On Wednesday, October 20th, Fairmont State University held a Women and Gender Studies Colloquium about the use of inclusive language amongst Latinx speakers. The event was hosted by Dr. Laura Guglani, the Assistant Professor of Spanish at Fairmont State, and Madeline Puppos, a student at Fairmont State, and was a collaboration between the two as part of a Summer Research Fellowship. Their presentation was titled, “Latinx and Inclusive Language: Attitudes and Usage Amongst Native Speakers” and presented their research into different Latinx’s countries’ opinions on incorporating inclusive terms into the Spanish language.  

Inclusive language intends to avoid expressions that imply sexism, racism, or other prejudices to any group of people. In the English language, inclusive language is often incorporated through methods of asking for someone’s preferred pronouns, and referring to people with “they/them” pronouns instead of “he/him” or “she/her” unless specified otherwise. Inclusive language is not only specific to English, as many other languages have begun to use inclusive language. There has been a wave of this amongst Romance languages in particular, including Spanish, which is what Dr. Guglani and Puppos wanted to explore in their research.  

Their investigation was to look at attitudes towards inclusive language, which was done through a survey given to Spanish speakers from different countries, such as Peru and Mexico. They wanted to general attitudes towards inclusive language amongst Spanish speakers and see if any trends existed among certain countries that they could draw conclusions from.  

The goal of the survey was to see both the acceptability and adaptability of inclusive language to Latinx. Puppos explained the difference of the two terms as acceptability being whether they found inclusive terms tolerable and adaptability being whether they would use the terms. Overall, they found that more than half of the participants trended slightly negatively towards accepting and using the terms. It seemed as if about half were very for using inclusive terms, the other half very against using the terms, with some in the middle who couldn’t care less.  
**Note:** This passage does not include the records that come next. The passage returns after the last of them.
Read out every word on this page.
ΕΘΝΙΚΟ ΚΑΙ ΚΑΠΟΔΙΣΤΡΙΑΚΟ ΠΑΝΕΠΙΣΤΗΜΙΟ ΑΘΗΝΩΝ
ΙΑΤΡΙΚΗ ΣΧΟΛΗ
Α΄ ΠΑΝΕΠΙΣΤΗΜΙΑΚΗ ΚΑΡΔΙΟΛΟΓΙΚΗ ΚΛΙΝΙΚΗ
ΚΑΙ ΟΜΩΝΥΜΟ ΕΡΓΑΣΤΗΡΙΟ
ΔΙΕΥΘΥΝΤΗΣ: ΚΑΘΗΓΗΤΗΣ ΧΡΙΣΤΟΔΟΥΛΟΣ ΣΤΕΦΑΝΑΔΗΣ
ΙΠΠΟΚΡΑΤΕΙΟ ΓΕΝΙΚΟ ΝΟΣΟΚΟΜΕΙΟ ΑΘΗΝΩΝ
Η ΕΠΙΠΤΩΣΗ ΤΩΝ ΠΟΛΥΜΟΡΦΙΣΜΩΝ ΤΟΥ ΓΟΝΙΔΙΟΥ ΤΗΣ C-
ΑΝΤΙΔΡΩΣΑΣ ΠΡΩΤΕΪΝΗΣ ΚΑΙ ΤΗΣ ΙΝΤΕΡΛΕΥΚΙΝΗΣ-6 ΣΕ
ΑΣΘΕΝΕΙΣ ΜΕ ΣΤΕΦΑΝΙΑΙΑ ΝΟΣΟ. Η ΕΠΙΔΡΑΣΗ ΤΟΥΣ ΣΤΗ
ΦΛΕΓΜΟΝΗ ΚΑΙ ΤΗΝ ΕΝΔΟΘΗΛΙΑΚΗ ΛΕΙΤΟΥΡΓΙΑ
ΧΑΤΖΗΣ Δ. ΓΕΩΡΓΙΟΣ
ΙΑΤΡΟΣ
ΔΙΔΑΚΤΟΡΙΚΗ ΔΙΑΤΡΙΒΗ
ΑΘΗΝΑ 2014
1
One of the most popular reasons why Latinx were against using this language was that they had a lack of education and were not familiar with new terms. Not only is this lack of education a problem for people wanting to use inclusive language, but it also creates a problem for communicating with people around them in everyday life as others might not want to use or know the inclusive terms. Dr.Guglani gave an example of this situation, “A participant in our survey from Ecuador emailed us and expressed how she wanted to use inclusive language but was afraid people would think she was crazy and not know what she was talking about. Inclusive words have not been incorporated into everyday language in most Spanish-speaking countries.” 

There are still certain countries that are trailblazers in their use of inclusive language, such as Argentina, where the movement for inclusive language in Spanish began. Even though Argentina is considered a hotbed of inclusive language, the countries’ participants in the survey were still overall mixed in their opinion. The overall results of the survey of neutral to negative reactions show the full incorporation of inclusive language in Spanish is going to be a slow process. Dr. Gugliani explained, “We have the same problem in the U.S. about people not understanding certain terms, with this being typically in older, more conservative groups”. While implementation of inclusive terms may be slow, it is not impossible, as gender perceptions today are changing rapidly, and so gendered language may soon change, too.